As I collect all of our allergy child's previous test results I can't help but think of my feelings during those times. As a mother to a child with multiple allergies my emotions have been on a constant roller coaster. I feel as though every time I begin to feel confident and allow myself to lower my guard, a reaction occurs. So I get caught up in this never ending cycle of confidence, guilt, worry, and borderline craziness.
I'm haunted by other stories of fatal and near fatal reactions. A little girl at recess being given a peanut by a friend, a little boy in school being given a peanut butter granola bar, a little girl eating a sandwich that contained cross contamination, the teenager that ate the "safe" brownie (cross contamination), the little boy that ate a "safe" cookie (cross contamination), the adult that ate a "safe cookie" (cross contamination), the adult male that ate at a restaurant after describing in detail his allergies. All of these stories cross my brain each and every day.
It is because of these feelings and stories that I am unable to allow our allergy child to eat at restaurants. It is because of these stories that I allow very, very, few people to watch my son. These stories are double edged swords. On one hand it is because of these fatal reactions that so many more parents (including myself) are more aware of how to handle their child with allergies. However, it is on the other hand that these same stories haunt my dreams at night.

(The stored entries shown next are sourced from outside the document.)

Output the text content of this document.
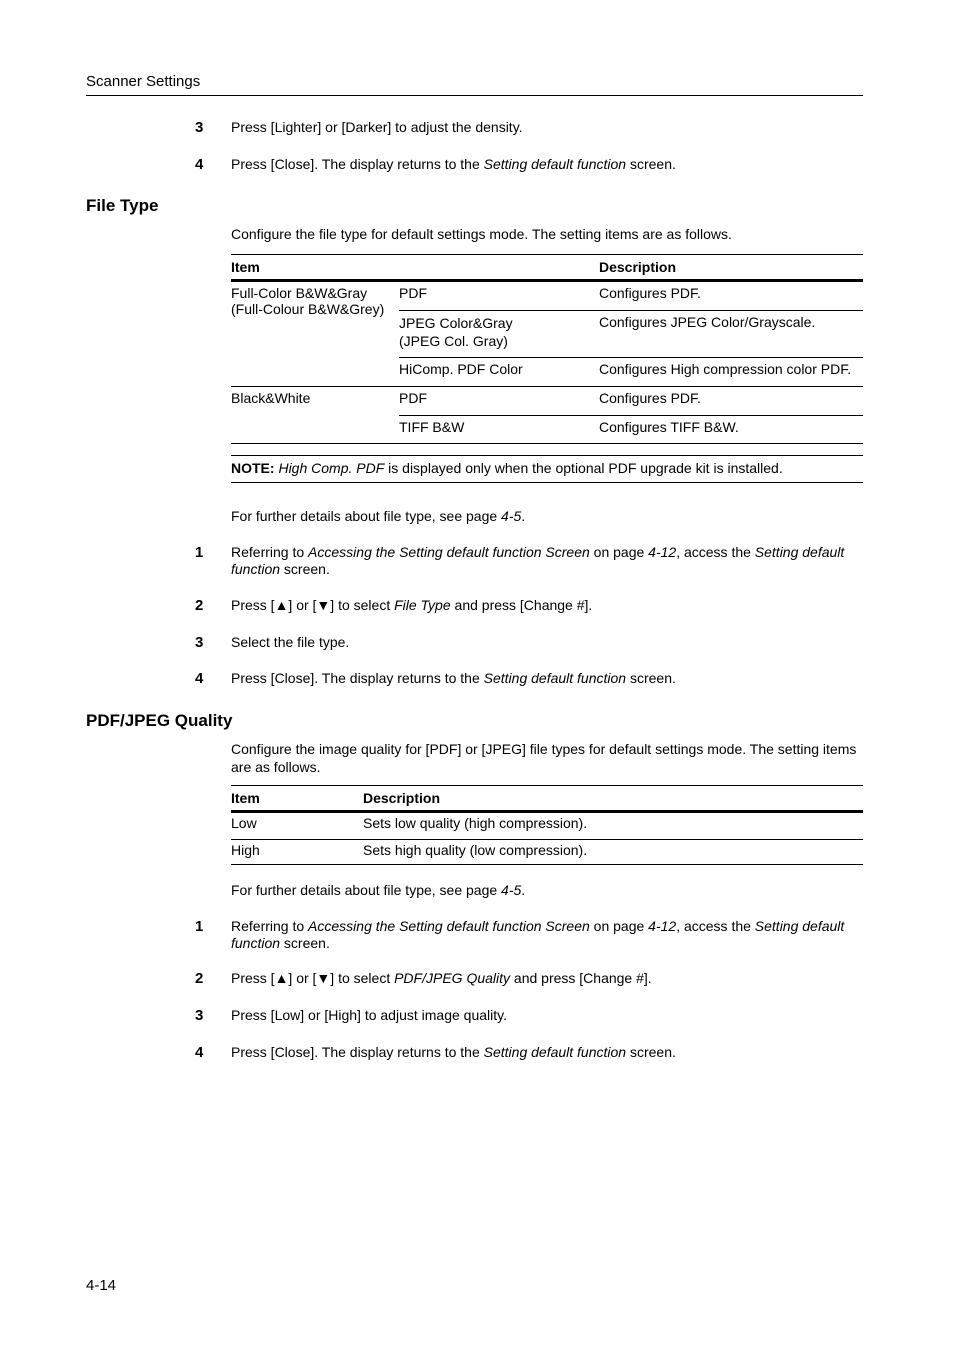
Scanner Settings
3 Press [Lighter] or [Darker] to adjust the density.
4 Press [Close]. The display returns to the Setting default function screen.
File Type
Configure the file type for default settings mode. The setting items are as follows.
Item		Description

Full-Color B&W&Gray
(Full-Colour B&W&Grey)	PDF	Configures PDF.

	JPEG Color&Gray
(JPEG Col. Gray)	Configures JPEG Color/Grayscale.
	HiComp. PDF Color	Configures High compression color PDF.
Black&White	PDF	Configures PDF.
	TIFF B&W	Configures TIFF B&W.
NOTE: High Comp. PDF is displayed only when the optional PDF upgrade kit is installed.
For further details about file type, see page 4-5.
1 Referring to Accessing the Setting default function Screen on page 4-12, access the Setting default function screen.
2 Press [▲] or [▼] to select File Type and press [Change #].
3 Select the file type.
4 Press [Close]. The display returns to the Setting default function screen.
PDF/JPEG Quality
Configure the image quality for [PDF] or [JPEG] file types for default settings mode. The setting items are as follows.
Item	Description
Low	Sets low quality (high compression).
High	Sets high quality (low compression).
For further details about file type, see page 4-5.
1 Referring to Accessing the Setting default function Screen on page 4-12, access the Setting default function screen.
2 Press [▲] or [▼] to select PDF/JPEG Quality and press [Change #].
3 Press [Low] or [High] to adjust image quality.
4 Press [Close]. The display returns to the Setting default function screen.
4-14
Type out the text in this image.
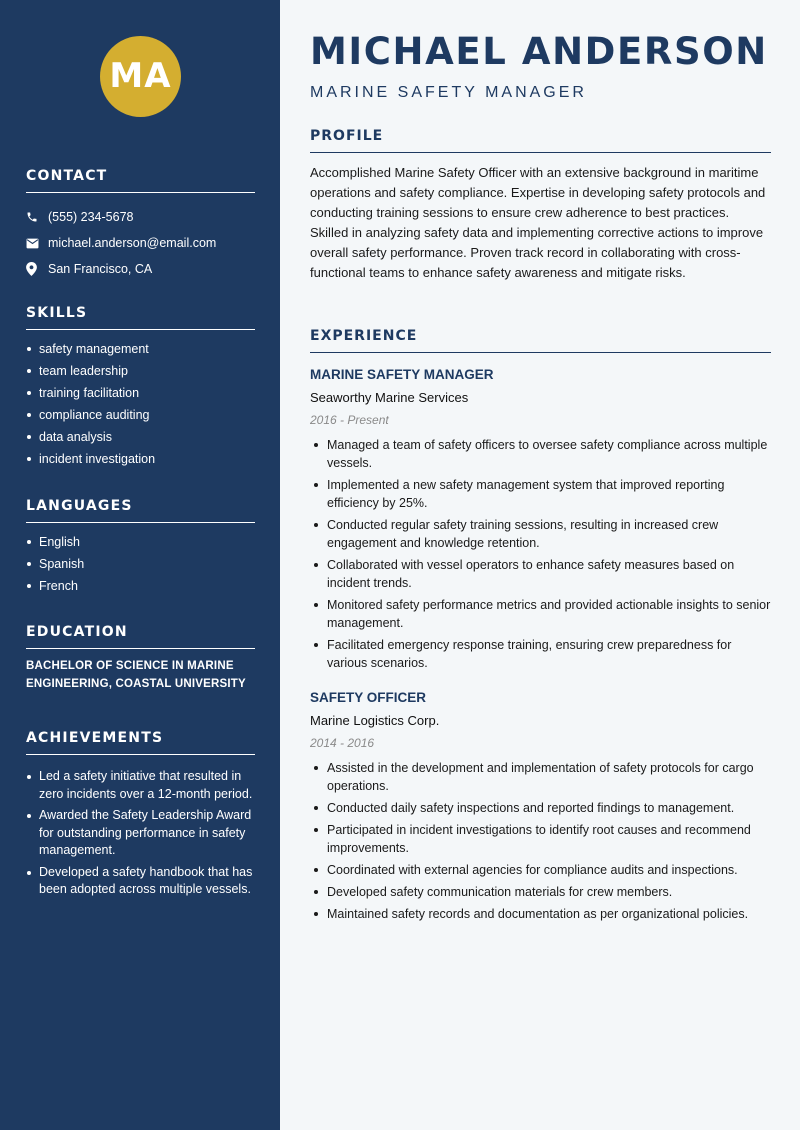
MA
CONTACT
(555) 234-5678
michael.anderson@email.com
San Francisco, CA
SKILLS
safety management
team leadership
training facilitation
compliance auditing
data analysis
incident investigation
LANGUAGES
English
Spanish
French
EDUCATION
BACHELOR OF SCIENCE IN MARINE ENGINEERING, COASTAL UNIVERSITY
ACHIEVEMENTS
Led a safety initiative that resulted in zero incidents over a 12-month period.
Awarded the Safety Leadership Award for outstanding performance in safety management.
Developed a safety handbook that has been adopted across multiple vessels.
MICHAEL ANDERSON
MARINE SAFETY MANAGER
PROFILE

Accomplished Marine Safety Officer with an extensive background in maritime operations and safety compliance. Expertise in developing safety protocols and conducting training sessions to ensure crew adherence to best practices. Skilled in analyzing safety data and implementing corrective actions to improve overall safety performance. Proven track record in collaborating with cross-functional teams to enhance safety awareness and mitigate risks.

EXPERIENCE
MARINE SAFETY MANAGER
Seaworthy Marine Services
2016 - Present
Managed a team of safety officers to oversee safety compliance across multiple vessels.
Implemented a new safety management system that improved reporting efficiency by 25%.
Conducted regular safety training sessions, resulting in increased crew engagement and knowledge retention.
Collaborated with vessel operators to enhance safety measures based on incident trends.
Monitored safety performance metrics and provided actionable insights to senior management.
Facilitated emergency response training, ensuring crew preparedness for various scenarios.
SAFETY OFFICER
Marine Logistics Corp.
2014 - 2016
Assisted in the development and implementation of safety protocols for cargo operations.
Conducted daily safety inspections and reported findings to management.
Participated in incident investigations to identify root causes and recommend improvements.
Coordinated with external agencies for compliance audits and inspections.
Developed safety communication materials for crew members.
Maintained safety records and documentation as per organizational policies.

I am starting to feel that very same thing about this blog. Before I started writing about our experiences, it was much easier for me to let it go. However, now I feel as though my brain is constantly thinking about allergies. If I'm not thinking about the safety of my son, or what I'm going to make him to eat, then I'm thinking about what my next post should be about. It doesn't help that I have 'liked' numerous allergy awareness sites on Facebook. It makes it downright impossible for me to just let it go. I'm still trying to figure out if that's a good thing or not. Because like I said, when I do let my guard down, a reaction is almost inevitable. I guess all I can do is learn to deal with it.